Jüdischer Salon im Grünen Salon

When people talk about “relations” between Germany and Israel, it quickly becomes statist – or black and white. Then it’s all about “pro” and “anti”, about perpetrators and victims, about political positions and statements that often sound like empty words. However, this has little to do with the lives of Israelis and Germans who actually encounter each other in their everyday lives. Their stories often tell of interpersonal relationships and emotions, personal connections and shared experiences.

“What do you think of when you think of Israel? What do you think of when you think of Germany?” – are the two questions that Dr. Alexandra Nocke and Teresa Schäfer ask as part of their book “Ich sehe was, was Du nicht siehst. Germany. Israel. Insights.” asked their interview partners. One of the contributors to the book was soprano Alma Sadé, who spoke with Alexandra Nocke on this evening about her very personal view of Germany and Israel. It is about green spaces in nowhere land, freedom and ficus trees on the boulevards in Tel Aviv, but also about the existential break after October 7, 2023. In the Jewish Salon, Alexandra Nocke and Alma Sadé present surprising perspectives on relations between Israelis and Germans and look at what separates and connects them, the unusual and the supposedly typical.

 

Soprano Alma Sadé was born Alma Saddeh Moshonov in 1981 into a renowned family of artists in Tel Aviv. After a school internship at the Tel Aviv Opera House, she moved to New York and completed four years of vocal studies at the Mannes College of Music. She was then engaged by the Deutsche Oper am Rhein and impressed with her vocal and linguistic versatility. She has sung classical operas and operettas in German, French and Italian. She has been a permanent member of the ensemble at the Komische Oper in Berlin as a soloist since 2014/2015 and has taken on roles in The Marriage of Figaro, West Side Story and Anatevka, among others. Alma Sadé lives in Berlin.

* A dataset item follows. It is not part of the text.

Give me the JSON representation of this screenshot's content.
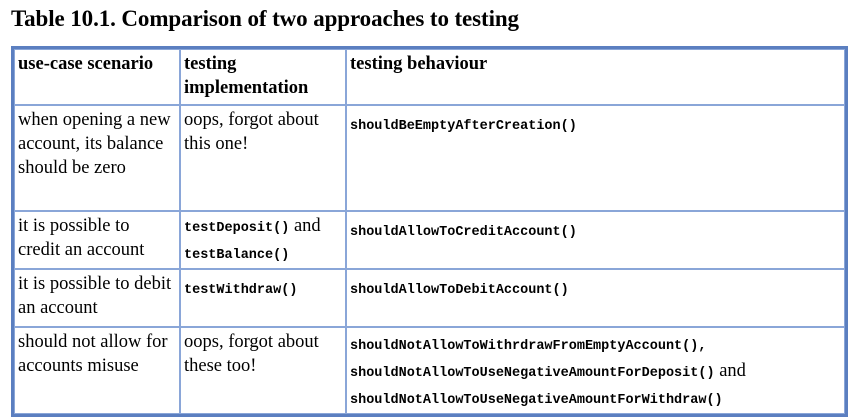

Alexandra Nocke conceives and curates exhibitions, books and cultural events. She works as a cultural scientist and curator in Germany and Israel on issues of identity development in contemporary Israeli society and on art and culture in Israel with a focus on photography. Her doctoral thesis was published under the title The Place of the Mediterranean in Modern Israeli Identity (2009). She was responsible for the projects Wir sind hier – Türkisch-deutsches Leben 1990. Fotografien von Ergun Çağatay (2021), for the traveling exhibition Israelis & Germans (2015) and Insight: Micha Bar-Am’s Israel (2011) by Magnum photographer Micha Bar-Am. Alexandra Nocke lives with her family in Berlin.